The institute would, the report says, function as a contractor to the government, and would help to test and set standards for devices to prevent and contain terrorist attacks. These include sensors that would help emergency workers, food and shipping inspectors and city officials to thwart biological, chemical and nuclear attacks.

“There is going to be a proliferation of technologies and it will be important to characterize how they work and how they can best be deployed,” says Richard Klausner, a former director of the National Cancer Institute and co-chair of the panel that wrote the report, who now works for the Bill and Melinda Gates Foundation in Seattle, Washington.

As well as the new granting mechanism at the NIH, the report suggests that the Department of Agriculture should support a new funding programme to coordinate the nation's response to plant pathogens. It also calls for the United States to take extra steps to recruit and train the next generation of scientists and engineers.

The report adds that the government should do more to track nuclear weapons and other radioactive materials, and to provide more funding to help Russia dilute its supply of highly enriched uranium. And it calls for more research in many areas, including the psychological response to terrorism, the human immune system, and the ability of contaminants to permeate the water supply.
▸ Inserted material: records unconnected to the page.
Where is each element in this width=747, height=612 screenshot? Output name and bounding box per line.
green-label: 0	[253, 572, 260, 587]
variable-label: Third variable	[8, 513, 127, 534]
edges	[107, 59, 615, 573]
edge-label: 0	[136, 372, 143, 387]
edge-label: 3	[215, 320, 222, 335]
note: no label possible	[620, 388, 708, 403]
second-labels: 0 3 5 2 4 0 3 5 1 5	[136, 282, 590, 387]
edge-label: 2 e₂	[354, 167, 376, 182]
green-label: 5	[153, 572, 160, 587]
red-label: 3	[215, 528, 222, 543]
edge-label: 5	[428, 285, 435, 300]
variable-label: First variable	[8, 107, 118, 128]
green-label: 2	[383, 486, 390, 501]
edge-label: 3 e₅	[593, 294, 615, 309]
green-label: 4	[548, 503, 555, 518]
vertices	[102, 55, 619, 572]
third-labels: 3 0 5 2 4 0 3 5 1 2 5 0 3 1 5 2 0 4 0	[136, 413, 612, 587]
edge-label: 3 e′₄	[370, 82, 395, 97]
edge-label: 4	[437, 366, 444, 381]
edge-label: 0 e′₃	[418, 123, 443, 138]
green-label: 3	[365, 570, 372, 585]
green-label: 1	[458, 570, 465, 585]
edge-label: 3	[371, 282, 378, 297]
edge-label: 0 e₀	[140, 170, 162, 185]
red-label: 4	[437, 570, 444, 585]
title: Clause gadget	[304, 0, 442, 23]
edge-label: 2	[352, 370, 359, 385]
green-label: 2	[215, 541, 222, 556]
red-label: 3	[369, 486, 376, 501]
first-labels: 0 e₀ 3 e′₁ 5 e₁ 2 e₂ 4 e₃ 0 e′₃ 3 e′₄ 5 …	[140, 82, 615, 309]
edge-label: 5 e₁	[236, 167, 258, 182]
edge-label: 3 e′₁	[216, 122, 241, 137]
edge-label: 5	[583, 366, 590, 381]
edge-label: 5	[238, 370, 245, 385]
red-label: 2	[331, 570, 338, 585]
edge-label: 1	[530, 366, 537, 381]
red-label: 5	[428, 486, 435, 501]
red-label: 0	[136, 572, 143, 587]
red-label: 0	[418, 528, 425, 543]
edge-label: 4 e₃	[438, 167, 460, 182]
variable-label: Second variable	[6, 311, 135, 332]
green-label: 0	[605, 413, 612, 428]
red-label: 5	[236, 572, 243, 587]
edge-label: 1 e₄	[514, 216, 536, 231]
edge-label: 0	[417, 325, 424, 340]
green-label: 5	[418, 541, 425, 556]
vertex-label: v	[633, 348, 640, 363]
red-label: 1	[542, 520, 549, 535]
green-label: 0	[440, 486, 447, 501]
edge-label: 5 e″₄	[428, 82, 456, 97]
The report does not suggest a budget for any of these initiatives. And as it was not requested by the government, some have questioned its likely impact. But Congress seems to be receptive to the report, and committees in both the House and the Senate have arranged hearings on its findings.

Some researchers complained that the document was silent on issues such as how to deal with the publication of what it calls “sensitive but unclassified” research. The report says that the White House Office of Science and Technology Policy should begin dialogue with scientists on this issue, but does not recommend any particular approach to it.

Critics also argue that the report misses the opportunity to urge better integration of science into US intelligence agencies, which have been criticized for their failure to prevent last September's attacks.

Much of the report was drafted before 6 June, when President George W. Bush introduced plans to create a new Department of Homeland Security. But researchers hope that it will help to set the scientific agenda for the department, which Bush promised would coordinate research against terrorist threats.